Here’s what I see most frequently:
Achievement as proof of worth, not expression of self. There’s a difference between pursuing a goal because it matters to you and pursuing it because you need it to prove something. Women with the father wound often can’t tell, in real time, which one they’re doing. The ambition and the wound are so intertwined that separating them requires careful, sustained therapeutic work.
Impossibly high standards — especially from authority figures. These women aren’t perfectionistic with themselves alone. They also apply the same scrutiny to how they’re evaluated by people in positions of power. A lukewarm review from a male supervisor can land with the same emotional weight as that look from their father across the kitchen table. The proportionality is off, and they often know it — but can’t seem to change it through willpower alone.
The “daddy’s girl who was never good enough” paradox. Many daughters of narcissistic fathers were also, at times, his favorite. His star. The one he showed off. This creates a particularly painful double bind: she has evidence that she was special to him, which makes the withdrawals more confusing and more devastating. She can’t fully dismiss him as simply absent or cruel, because he wasn’t always. The inconsistency is the wound.
Competition anxiety with peers who are also driven. If a narcissistic father competed with his daughter — minimized her wins, changed the subject when she succeeded, turned her achievements back to himself — she may carry an unconscious association between competition and loss of relationship. Being seen as successful by a peer can feel dangerous. Standing out can feel like it costs you something.
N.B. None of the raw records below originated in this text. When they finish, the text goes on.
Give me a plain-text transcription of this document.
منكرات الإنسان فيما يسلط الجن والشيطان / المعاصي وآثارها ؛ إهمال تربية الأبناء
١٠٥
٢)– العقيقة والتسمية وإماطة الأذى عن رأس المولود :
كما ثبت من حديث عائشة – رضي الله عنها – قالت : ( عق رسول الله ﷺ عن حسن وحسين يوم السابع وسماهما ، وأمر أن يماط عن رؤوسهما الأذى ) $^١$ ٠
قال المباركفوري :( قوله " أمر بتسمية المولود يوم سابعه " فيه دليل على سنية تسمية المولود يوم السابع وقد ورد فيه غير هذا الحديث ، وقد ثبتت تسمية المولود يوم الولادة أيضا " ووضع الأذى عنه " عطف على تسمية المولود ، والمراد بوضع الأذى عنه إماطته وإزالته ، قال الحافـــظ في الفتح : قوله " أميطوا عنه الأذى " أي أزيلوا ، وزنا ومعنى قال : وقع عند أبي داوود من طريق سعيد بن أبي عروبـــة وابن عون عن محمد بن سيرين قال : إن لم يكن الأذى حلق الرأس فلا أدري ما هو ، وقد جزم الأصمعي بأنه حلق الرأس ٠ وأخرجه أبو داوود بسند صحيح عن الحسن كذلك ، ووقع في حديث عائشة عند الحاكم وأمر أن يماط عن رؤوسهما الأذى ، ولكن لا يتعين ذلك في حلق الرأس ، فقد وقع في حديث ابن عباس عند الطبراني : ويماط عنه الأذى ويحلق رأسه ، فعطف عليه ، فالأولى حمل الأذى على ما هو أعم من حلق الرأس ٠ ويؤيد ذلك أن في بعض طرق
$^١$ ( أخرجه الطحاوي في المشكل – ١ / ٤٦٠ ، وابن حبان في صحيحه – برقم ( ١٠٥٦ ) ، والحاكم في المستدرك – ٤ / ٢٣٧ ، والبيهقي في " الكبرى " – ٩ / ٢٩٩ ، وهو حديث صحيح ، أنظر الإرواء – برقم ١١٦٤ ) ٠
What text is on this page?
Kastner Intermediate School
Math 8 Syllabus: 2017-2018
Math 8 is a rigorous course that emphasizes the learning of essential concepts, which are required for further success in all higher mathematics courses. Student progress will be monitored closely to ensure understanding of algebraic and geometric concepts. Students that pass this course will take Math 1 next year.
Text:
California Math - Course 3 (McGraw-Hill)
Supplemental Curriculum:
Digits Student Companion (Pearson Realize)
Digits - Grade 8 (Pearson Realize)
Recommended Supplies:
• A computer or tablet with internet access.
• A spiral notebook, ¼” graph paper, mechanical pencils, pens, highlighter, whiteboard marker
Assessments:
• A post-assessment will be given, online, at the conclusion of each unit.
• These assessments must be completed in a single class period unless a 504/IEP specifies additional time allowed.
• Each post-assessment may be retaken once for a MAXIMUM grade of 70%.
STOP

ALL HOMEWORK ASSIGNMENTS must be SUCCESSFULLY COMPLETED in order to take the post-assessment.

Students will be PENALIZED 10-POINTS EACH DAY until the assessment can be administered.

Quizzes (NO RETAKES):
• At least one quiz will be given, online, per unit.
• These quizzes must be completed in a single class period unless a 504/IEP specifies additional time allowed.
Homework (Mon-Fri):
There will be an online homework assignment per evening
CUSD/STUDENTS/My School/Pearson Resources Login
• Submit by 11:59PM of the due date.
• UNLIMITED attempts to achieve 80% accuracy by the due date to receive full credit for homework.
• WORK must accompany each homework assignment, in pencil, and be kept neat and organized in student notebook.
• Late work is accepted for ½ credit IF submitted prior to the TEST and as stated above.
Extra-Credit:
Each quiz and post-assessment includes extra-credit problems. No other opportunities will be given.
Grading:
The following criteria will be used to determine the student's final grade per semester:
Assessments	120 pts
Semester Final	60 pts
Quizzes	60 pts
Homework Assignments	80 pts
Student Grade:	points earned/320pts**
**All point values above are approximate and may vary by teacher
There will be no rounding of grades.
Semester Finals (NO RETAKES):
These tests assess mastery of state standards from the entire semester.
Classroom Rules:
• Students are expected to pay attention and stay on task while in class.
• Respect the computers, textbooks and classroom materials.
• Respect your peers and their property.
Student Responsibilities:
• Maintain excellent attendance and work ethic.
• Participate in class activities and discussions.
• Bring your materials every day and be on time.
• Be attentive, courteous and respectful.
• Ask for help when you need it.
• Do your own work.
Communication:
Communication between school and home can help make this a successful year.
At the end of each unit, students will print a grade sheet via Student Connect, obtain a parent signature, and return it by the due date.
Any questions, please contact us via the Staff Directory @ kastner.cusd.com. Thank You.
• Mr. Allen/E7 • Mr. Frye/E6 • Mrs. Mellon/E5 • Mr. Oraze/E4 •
Amy recognizes all of this when we map it together. “He came to every recital,” she tells me. “Every sports game. He was there. And somehow I still felt invisible.”
That’s the paradox of the narcissistic father’s presence. He showed up. But his showing up was for himself — for the reflection of a successful, accomplished daughter that confirmed his own status. She was there for him, not the reverse. And a child’s nervous system knows the difference, even when her conscious mind has been trained to be grateful for the attendance.
Replaying the Father Dynamic at Work and in Love
The father wound doesn’t stay in the past. It’s not simply something that happened to you. It becomes an organizing template — a set of unconscious rules about how relationships with authority and intimacy work. And that template tends to play out in two arenas most vividly: the workplace and romantic partnerships.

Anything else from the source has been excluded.